Washington, D.C. – With millions of Americans newly kicked off their health insurance in the middle of a raging pandemic, U.S. Senators Sheldon Whitehouse (D-RI), Sherrod Brown (D-OH), Elizabeth Warren (D-MA), Dick Durbin (D-IL), and Tammy Baldwin (D-WI) today introduced legislation designed to ease the burden on those forced into bankruptcy because of unforeseen medical expenses or public health-related shutdowns. The Medical Bankruptcy Fairness Act of 2020, based on legislation Whitehouse last introduced in 2016, has been updated to address the potential for an influx of bankruptcies stemming from the COVID-19 pandemic.
“Our employment-based health insurance system is simply not cut out for a pandemic,” said Whitehouse. “Even while millions of people lose their incomes and get kicked off health insurance, they’re at increased risk of racking up huge medical bills if they contract the virus. We need to soften the landing for families pushed off a financial cliff by COVID-19.”

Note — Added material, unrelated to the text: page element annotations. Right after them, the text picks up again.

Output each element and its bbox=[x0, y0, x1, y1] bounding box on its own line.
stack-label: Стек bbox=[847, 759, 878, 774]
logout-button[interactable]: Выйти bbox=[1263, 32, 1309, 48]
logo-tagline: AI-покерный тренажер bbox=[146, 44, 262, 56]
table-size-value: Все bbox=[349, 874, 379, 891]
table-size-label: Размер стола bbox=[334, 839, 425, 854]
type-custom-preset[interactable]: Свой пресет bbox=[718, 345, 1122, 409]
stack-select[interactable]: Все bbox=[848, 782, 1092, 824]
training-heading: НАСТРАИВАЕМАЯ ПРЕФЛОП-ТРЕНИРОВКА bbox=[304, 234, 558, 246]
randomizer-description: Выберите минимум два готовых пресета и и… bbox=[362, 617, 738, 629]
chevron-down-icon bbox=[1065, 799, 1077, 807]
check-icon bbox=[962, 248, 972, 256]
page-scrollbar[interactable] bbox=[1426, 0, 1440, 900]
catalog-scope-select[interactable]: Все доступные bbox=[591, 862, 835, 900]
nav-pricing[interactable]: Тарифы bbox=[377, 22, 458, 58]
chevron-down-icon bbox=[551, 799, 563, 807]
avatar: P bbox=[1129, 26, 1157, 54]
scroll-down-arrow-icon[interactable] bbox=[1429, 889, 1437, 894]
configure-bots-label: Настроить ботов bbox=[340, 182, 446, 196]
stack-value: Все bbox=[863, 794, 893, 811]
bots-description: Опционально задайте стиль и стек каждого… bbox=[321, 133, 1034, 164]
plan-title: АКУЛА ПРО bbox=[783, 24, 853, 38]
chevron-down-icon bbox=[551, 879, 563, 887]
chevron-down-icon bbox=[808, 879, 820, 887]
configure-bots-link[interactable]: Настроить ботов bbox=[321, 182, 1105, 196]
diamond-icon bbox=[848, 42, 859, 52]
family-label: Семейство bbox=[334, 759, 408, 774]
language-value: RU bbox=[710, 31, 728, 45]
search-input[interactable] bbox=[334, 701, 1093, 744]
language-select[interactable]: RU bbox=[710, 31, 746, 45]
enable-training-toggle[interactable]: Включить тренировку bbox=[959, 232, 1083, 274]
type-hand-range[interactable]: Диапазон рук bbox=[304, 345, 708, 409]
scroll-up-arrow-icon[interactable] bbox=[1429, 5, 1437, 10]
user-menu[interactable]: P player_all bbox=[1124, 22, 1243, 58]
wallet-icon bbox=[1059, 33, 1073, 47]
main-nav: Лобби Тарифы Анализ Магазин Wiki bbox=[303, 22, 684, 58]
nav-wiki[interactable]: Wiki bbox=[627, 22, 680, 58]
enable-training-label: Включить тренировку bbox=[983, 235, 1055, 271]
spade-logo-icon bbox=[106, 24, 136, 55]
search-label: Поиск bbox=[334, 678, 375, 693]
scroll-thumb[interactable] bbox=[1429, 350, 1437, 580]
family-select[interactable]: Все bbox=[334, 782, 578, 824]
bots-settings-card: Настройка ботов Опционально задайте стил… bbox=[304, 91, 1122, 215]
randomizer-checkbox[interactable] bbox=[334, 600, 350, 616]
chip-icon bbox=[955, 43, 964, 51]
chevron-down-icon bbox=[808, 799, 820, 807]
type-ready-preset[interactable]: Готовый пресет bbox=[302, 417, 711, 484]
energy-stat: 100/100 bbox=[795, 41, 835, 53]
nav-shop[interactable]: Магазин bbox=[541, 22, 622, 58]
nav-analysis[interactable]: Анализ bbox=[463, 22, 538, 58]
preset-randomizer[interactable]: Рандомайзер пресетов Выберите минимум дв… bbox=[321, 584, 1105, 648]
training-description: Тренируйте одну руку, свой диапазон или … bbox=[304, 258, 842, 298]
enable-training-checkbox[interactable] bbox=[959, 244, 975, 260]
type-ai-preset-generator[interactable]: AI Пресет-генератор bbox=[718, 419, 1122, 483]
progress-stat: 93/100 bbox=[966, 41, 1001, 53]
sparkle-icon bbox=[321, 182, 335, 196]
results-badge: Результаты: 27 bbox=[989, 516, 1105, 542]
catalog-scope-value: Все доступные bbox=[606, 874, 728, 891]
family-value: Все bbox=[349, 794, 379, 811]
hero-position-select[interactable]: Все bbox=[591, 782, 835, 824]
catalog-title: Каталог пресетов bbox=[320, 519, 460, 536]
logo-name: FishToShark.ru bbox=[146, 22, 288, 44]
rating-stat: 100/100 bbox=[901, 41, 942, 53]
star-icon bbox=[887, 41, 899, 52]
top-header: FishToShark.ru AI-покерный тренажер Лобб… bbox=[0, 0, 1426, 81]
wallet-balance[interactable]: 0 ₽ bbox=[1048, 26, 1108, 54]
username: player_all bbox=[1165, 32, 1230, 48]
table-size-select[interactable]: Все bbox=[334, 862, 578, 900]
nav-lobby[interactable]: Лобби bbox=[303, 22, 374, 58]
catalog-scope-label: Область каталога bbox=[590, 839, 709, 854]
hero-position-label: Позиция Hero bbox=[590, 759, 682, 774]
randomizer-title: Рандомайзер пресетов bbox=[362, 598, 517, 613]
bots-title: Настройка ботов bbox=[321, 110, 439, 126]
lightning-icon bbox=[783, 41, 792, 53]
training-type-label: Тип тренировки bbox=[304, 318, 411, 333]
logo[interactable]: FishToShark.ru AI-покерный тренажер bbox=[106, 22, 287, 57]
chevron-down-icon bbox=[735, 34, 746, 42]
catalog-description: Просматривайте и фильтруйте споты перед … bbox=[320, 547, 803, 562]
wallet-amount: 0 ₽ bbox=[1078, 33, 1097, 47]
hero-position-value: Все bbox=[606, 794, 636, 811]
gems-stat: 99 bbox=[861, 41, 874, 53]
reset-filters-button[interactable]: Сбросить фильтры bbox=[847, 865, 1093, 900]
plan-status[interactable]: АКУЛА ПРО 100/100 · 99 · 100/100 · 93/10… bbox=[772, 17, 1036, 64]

“Ohioans are already struggling amidst a once-in-a-generation pandemic. The last thing people should have to worry about is losing their home or having to file for bankruptcy because of an unforeseen medical expense,” said Brown. “The burden of medical debt, which is often a driver of foreclosure, falls disproportionately on Black Americans. It’s shameful that President Trump and the GOP are still actively working to kick families off of their health insurance and roll back pre-existing condition protections, as we’re seeing record numbers of Ohioans losing their jobs and their health insurance at the same time. We should be making it easier, not harder, for Ohioans to make ends meet during this crisis and access the health coverage they need.”

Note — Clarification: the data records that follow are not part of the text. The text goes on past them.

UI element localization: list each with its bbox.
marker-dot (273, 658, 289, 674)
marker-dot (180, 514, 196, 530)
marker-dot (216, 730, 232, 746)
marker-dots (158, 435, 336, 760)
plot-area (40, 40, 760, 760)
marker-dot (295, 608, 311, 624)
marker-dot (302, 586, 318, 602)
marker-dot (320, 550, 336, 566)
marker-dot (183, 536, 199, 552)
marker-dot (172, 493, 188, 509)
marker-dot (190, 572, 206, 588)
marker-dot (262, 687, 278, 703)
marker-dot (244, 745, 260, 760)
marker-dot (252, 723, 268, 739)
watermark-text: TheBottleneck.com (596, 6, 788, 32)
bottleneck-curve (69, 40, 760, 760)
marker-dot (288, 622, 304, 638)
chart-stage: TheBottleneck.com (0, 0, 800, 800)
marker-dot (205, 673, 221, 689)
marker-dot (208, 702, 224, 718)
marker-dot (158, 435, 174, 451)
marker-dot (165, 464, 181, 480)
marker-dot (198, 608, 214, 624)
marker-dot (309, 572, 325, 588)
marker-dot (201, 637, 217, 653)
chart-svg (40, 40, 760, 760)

“During this public health crisis, millions of Americans lost their jobs and health insurance and have been forced to choose between their physical health and their financial health. No one should be left drowning in medical debt, especially during the COVID-19 pandemic,” said Durbin. “This commonsense legislation will offer families some relief from the financial hardships this virus has brought on.”
Unlike other debts, medical debt is involuntary, unexpected, and can grow at a rapid rate. The current bankruptcy system does not distinguish between those bankrupted through no fault of their own by medical crises and those who made unwise business or personal decisions.
The Medical Bankruptcy Fairness Act would create a more accommodating bankruptcy process for Americans forced into bankruptcy because of medical debt or because they lost their job due to a public health-related shutdown. Specifically, the bill would:
- Permit the discharge of student loans, which currently cannot be erased in bankruptcy for most debtors;
- Waive procedural hurdles like credit counseling that make little sense for those pushed into bankruptcy through no fault of their own; and
- Provide families a greater chance of keeping their homes in states that have weak debtor protections by allowing the retention of at least $250,000 of home equity.
According to bankruptcy experts, medical debt has been a leading cause of personal bankruptcy filings in the United States. The number of personal bankruptcies was reduced by half within six years of the passage of the Affordable Care Act. However, over five million Americans have lost their health insurance during the coronavirus recession, and experts are bracing for a flood of personal bankruptcies in the coming months and years as medical bills begin to pile up.